もちろん、これだけでなく、「商品を何カ月使い続けることが大切ですよ」といった「期待値調整」、さらに「○○日までしか配送スキップできません」といった「独自のルール」作り、そしてご褒美を提供する。この繰り返しによって、ブランドのファンを作り、最終的には顧客がブランドのために何か貢献したいと思うまで、いかにして持っていくかが必要ではないだろうか。


1to1に注力


久米:
次に、コスメブランド『フィービービューティーアップ』を展開しているディネットの尾崎氏に、ブランディングについて聞きたい。

尾崎:ブランドをどのようにして大きくしていくかを考えたとき、PtoCのような形や、コアなブランド信者の影響力で、コミュニティーをいかに作っていけるかが重要だと考えている。当社は美容メディアからスタートした。

私自身がインスタライブを配信し、ユーザーにメディアを信じてもらうことでブランドを確立していった。最近では、某番組に私が出演した後、私自身がブランドの顔となって1to1の発信に注力している。

番組で商品に興味を持ってくれた顧客に向けて、SNSで商品説明やクーポン配布などをしっかり行っている。
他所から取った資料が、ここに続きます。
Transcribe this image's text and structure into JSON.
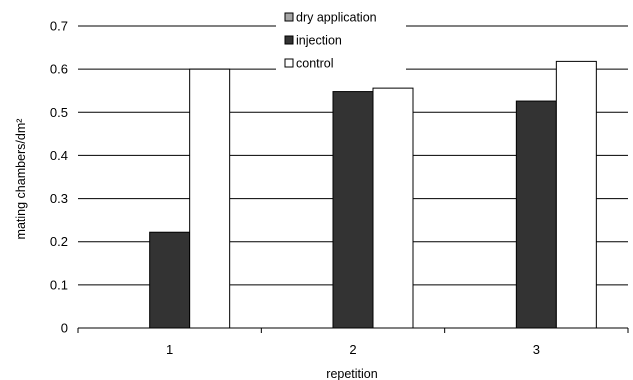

「ブランドの中の人が見える」という点で、他社との差別化になっていると考えている。

久米:SNSのDMも活用しているか。

尾崎:ブランドだけでなく、私自身のアカウントに届く多くのDMに対しても、きちんと返信をしている。商品に対する感想や改善点などを聞き、商品改良に生かすことができるため、F2・F3転換率も高くなっている。現在は、こういったファンコミュニティーに注力している。

久米:人気商品のまつ毛美容液の施策についても聞きたい。

尾崎:ブランドが発信したいことを広めていくためには、顧客をいかに巻き込んでいくかだと考えている。まつ毛美容液は当社の主力商品だが、育毛状態についてはなかなか実感することが難しい。そこで、目に当てればまつ毛の変化が分かる「winkカード」を同梱した。

こういった施策に興味を持ってくれれば、自分の体験を顧客自身がSNSで発信してくれる。それが、新規顧客につながるというスパイラルも起きている。